Jembatan antara Mahasiswa dan Publik
Lebih dari sekadar ajang unjuk karya, pameran ini berfungsi sebagai jembatan komunikasi antara mahasiswa dan masyarakat luas. Para mahasiswa memperoleh kesempatan memperkenalkan hasil olah artistik mereka secara langsung kepada publik Ibu Kota. Sebaliknya, pengunjung mendapat akses terhadap gagasan-gagasan segar yang dibawa perupa generasi baru.
Pemilihan Taman Ismail Marzuki sebagai lokasi penyelenggaraan dinilai tepat. Pusat kesenian di jantung Jakarta itu selama ini dikenal sebagai ruang temu bagi pelaku dan penikmat seni dari berbagai daerah. Galeri Emiria Soenassa sendiri mengambil nama pelukis perempuan Indonesia yang dikenal melalui karya-karya bernuansa kehidupan masyarakat pesisir.
Kehadiran karya mahasiswa asal Yogyakarta di tempat ini turut memperkuat posisi Taman Ismail Marzuki sebagai etalase seni nasional. Yogyakarta telah lama dikenal sebagai salah satu kota yang melahirkan banyak seniman ternama Tanah Air. Pameran kali ini memperlihatkan proses regenerasi itu terus berjalan, dengan mahasiswa sebagai aktor utamanya.
Alternatif Wisata Budaya Akhir Pekan
Bagi sebagian warga, menyambangi pameran menjadi pilihan berbeda dalam mengisi hari libur. Alih-alih menghabiskan waktu di pusat perbelanjaan, mereka memilih datang ke galeri untuk menyaksikan karya seni sekaligus memperkaya wawasan budaya. Aktivitas semacam ini menunjukkan meningkatnya minat masyarakat perkotaan terhadap kegiatan apresiasi seni.

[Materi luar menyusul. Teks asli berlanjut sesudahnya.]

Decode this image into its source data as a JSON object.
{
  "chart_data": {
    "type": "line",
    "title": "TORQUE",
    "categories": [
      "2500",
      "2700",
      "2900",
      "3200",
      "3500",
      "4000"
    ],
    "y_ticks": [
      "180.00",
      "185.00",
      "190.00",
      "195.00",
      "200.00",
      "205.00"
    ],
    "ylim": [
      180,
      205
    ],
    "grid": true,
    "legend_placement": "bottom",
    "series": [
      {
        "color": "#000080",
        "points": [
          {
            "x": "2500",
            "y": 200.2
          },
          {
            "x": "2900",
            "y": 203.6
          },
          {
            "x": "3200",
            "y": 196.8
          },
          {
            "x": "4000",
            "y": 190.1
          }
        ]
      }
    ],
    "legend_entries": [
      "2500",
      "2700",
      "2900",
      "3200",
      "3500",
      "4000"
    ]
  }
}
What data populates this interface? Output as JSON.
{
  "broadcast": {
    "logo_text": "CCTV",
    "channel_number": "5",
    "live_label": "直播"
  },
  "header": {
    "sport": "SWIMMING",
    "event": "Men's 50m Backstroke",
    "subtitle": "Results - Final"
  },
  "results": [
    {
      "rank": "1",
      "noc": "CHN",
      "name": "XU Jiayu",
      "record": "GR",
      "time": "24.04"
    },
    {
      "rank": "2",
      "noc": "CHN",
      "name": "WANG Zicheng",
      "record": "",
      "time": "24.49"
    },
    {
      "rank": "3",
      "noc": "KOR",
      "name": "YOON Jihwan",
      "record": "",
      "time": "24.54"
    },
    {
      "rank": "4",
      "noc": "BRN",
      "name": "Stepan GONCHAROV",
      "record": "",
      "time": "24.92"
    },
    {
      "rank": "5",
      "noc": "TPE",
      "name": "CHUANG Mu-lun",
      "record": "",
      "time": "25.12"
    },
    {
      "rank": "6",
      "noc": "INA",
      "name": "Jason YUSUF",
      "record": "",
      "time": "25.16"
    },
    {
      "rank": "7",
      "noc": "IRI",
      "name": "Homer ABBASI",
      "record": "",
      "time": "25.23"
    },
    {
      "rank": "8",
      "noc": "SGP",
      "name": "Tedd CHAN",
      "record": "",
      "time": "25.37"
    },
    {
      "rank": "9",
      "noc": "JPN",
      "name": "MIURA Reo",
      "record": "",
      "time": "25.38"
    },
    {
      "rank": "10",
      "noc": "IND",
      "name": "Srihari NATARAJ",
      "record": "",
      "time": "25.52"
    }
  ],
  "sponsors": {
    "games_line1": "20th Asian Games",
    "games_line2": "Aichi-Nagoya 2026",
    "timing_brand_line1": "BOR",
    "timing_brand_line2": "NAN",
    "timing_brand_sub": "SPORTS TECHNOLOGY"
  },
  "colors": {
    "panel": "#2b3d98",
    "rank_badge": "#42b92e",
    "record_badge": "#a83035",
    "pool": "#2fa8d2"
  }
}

Sejumlah pengunjung tampak datang bersama keluarga, sementara sebagian lainnya hadir dalam kelompok kecil maupun secara perorangan. Beberapa di antara mereka terlihat berdiskusi di depan karya yang menarik perhatian, ada pula yang mengabadikan momen kunjungan menggunakan kamera telepon genggam.
Pameran "Kilas Plesiran" menegaskan bahwa ruang-ruang kesenian publik tetap memiliki daya tarik bagi masyarakat. Kegiatan semacam ini sekaligus membuka peluang bagi tumbuhnya apresiasi seni rupa di kalangan warga yang lebih luas, sekaligus memberi panggung bagi talenta muda untuk terus berkarya.
Penyelenggara berharap pameran serupa dapat terus menjadi agenda yang dinantikan, baik oleh kalangan mahasiswa sebagai peserta maupun oleh publik sebagai penonton.